If you’re looking for a more convenient option, you may want to consider long-acting insulin. These are taken once a day and provide a steady release of insulin throughout the next 24 hours. They can be combined with rapid- or short-acting insulin to combat any blood sugar spikes. Formulations vary, but most long-acting medications start taking effect in a couple hours and continue throughout the remainder of the day. Insulin glargine (Lantus) and insulin detemir (Levemir) are both popular long-acting insulin medications.
This type of insulin medication combines an intermediate-acting and a rapid- or short-acting insulin into a single dose, and is usually taken two or three times each day around mealtimes. Because it contains fast-acting insulin, it starts to lower your blood sugar quickly, but the intermediate-acting medication also ensures your blood sugar is maintained throughout the day. The proportion of intermediate- and rapid- or short-acting insulin is listed on the bottle or insulin pen, and is listed as intermediate/fast. For example, Humulin 70/30 is 70 percent intermediate-acting and 30 percent fast-acting. Novolin 70/30, Novolog 70/30, Humulin 50/50, and Humalog 75/25 are all common pre-mixed medications.

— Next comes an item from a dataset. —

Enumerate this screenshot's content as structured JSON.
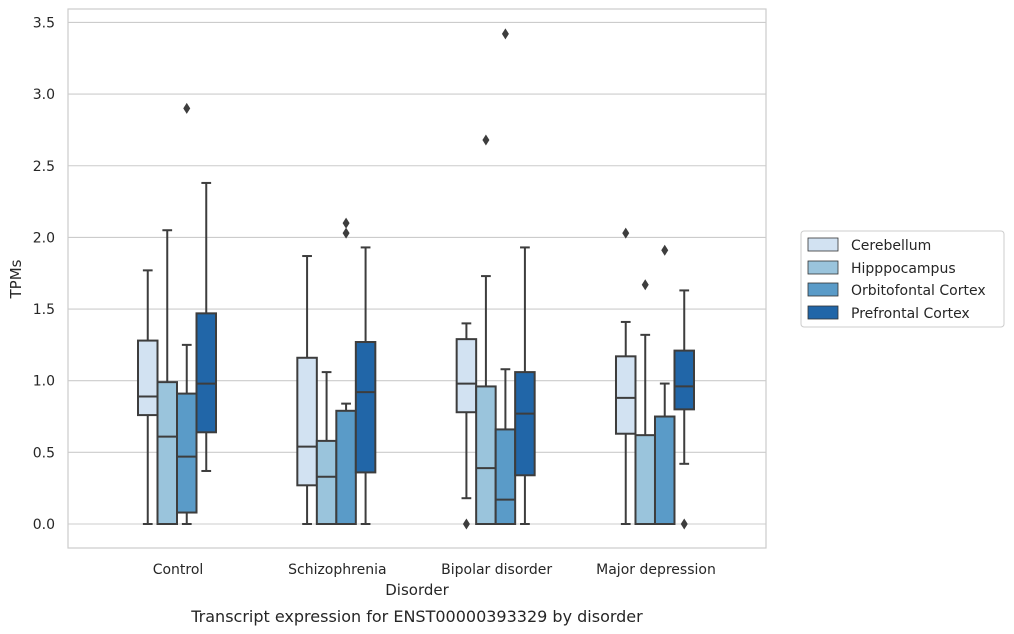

How to Choose the Best Medication for Your Situation
The best way to find out about your insulin needs and which medications will suit your lifestyle is to talk to your doctor. The severity of your diabetes, your diet and your activity level will all be considered when choosing a treatment plan. If you have a preference for the type of insulin you’d like to take, let your doctor know and he or she can work with you to find an option suitable to both your needs and your lifestyle. It’s also a good idea to take into account how easy it is to get the type of medication that you’re on. For example, if you have , you may be able to get an external insulin pump covered as durable medical equipment. Some people on Medicare part D can get the insulin and any syringes needed covered as well. If you don’t have Medicare, you have other options, such as state-based patient assistance programs. You can even procure your medications yourself (for example, it’s easy to buy most medications online). There are hundreds of different diabetes medications out there, and each one differs. But if you understand the differences between these five types, you’ll feel less overwhelmed when it’s time to talk to your doctor about the next steps in your treatment program — giving you more time to think about the things that really matter.